In a Spanish wedding ceremony, the groom gives the bride 13 coins, called arras, to symbolize financial unity and that he now trusts her to carry his credit card without buying too many shoes. It’s clearly a descendant of the traditional dowry.
The jeweler that sold us our wedding rings threw in the arras for free. They are beautiful. Ours are from the Monarchs of Spain collection. I had no idea how hard it was to photograph gold coins. These are the best of several dozen attempts.
I think I’ve got them more or less organized chronologically.
Space invaders!
Trying to capture beautiful gold color.
Click on this image to see the notes of all the kings and queens represented.
I’ll give you one guess and three choices to why there are 13 of them:
- One for each state when the groom’s country was founded.
- The day of the month of the wedding.
- Jesus and the apostles.
The idea is that they are used in the ceremony and then kept as a family heirloom, possibly to be used by offspring on their wedding day.






The dowry is the parents of the bride’s way of convincing the prospective groom that it’ll be worth it overall for him to take over care and feeding of their daughter. I think that livestock used to be pretty common but I imagine a tidy sum of money would work too. Are the 13 coins spendable currency? not that anyone would want to do that.
I vote for Jesus and his peeps.
Yes, dowry goes the other way. But it’s the same financial responsibility transfer kind of idea.
A friend offered to lend us the ones she used in her wedding, and they were actually 100 peseta pieces, obviously only worth collector’s dough these days, but spendable in their time.
Ours have no fixed euro value, and I don’t think they’d fit in a vending machine. They’re a little misshapen.

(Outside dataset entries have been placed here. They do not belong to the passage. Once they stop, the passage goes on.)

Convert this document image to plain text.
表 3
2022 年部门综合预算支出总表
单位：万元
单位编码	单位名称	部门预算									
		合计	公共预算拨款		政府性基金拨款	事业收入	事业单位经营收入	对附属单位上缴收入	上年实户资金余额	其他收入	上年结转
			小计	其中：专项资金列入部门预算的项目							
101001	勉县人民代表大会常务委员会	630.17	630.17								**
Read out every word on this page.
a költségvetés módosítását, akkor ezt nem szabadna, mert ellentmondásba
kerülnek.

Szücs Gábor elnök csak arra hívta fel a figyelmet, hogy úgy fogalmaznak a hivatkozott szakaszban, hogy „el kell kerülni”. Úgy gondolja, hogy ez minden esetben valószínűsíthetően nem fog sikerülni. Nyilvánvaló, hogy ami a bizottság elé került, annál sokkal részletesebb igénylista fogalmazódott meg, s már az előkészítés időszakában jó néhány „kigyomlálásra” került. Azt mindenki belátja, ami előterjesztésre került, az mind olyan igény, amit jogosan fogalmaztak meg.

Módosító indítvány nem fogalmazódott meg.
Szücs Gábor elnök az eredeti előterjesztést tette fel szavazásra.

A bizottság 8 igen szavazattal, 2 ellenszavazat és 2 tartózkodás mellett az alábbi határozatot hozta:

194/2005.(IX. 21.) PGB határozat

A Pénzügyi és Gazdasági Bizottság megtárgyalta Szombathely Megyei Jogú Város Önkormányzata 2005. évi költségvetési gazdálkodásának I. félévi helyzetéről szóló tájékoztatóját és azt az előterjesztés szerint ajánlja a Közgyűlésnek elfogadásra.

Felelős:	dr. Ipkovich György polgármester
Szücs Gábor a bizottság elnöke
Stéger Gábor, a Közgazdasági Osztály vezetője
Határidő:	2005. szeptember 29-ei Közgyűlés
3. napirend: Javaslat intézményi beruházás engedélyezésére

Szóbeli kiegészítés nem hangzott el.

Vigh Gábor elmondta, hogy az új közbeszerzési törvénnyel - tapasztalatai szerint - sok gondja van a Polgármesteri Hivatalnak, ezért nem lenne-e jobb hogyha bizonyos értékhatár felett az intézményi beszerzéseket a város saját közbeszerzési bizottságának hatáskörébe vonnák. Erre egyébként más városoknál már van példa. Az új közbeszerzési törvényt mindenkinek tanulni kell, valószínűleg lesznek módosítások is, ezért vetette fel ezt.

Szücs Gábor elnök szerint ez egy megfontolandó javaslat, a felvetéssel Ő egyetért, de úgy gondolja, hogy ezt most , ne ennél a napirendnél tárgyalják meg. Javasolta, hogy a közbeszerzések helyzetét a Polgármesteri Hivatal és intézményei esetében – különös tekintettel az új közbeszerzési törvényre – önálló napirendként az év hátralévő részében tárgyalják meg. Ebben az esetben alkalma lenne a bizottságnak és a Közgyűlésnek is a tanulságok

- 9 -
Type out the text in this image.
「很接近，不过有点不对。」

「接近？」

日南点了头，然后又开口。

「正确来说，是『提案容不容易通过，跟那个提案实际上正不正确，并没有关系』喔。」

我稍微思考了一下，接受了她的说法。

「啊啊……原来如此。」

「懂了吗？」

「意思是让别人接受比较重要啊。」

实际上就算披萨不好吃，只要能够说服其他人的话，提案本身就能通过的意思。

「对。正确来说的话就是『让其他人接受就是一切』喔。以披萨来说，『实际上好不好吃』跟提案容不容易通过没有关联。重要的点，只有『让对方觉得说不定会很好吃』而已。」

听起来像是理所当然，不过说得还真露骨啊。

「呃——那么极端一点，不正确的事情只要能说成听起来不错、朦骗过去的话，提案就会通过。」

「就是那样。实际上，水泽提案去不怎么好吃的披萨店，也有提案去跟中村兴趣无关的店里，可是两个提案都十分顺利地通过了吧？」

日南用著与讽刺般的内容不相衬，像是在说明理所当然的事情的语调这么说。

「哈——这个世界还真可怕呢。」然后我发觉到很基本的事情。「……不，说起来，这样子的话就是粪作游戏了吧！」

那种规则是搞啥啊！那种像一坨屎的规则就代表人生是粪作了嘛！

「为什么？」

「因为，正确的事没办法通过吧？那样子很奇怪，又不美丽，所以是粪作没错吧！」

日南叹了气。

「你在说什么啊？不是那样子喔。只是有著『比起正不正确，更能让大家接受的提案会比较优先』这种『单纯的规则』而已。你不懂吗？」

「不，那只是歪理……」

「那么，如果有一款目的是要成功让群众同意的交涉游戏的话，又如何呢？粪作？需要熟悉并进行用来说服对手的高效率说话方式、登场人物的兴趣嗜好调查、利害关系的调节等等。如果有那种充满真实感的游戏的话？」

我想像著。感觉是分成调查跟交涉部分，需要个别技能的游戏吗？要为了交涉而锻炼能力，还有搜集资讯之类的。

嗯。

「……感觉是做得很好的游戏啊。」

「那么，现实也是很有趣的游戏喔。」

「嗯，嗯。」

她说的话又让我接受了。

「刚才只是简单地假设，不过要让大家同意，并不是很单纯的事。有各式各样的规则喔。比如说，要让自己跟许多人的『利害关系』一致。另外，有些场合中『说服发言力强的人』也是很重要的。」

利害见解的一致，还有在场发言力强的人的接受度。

Did my mother just say “peeps”?
I’m trying to find the exact wording for the arras ceremony. My fiance is Peruvian and our reverend has agreed to perform the ceremony. However, he has never done the ceremony before. I’d like to have both a Spanish and English version of the ceremony itself. Translating isn’t a problem. If you can help, please do. Everyone else I’ve talked to tells me to “google” it and I’m not having any luck finding the exact wording.
Thank you for your time
The whole ceremony is kind of a blur, and I certainly don’t remember the exact wording.
But, after a bit of googling, I found this pdf that might help, in both languages:
Hope that helps. Congratulations y buena suerte con la boda!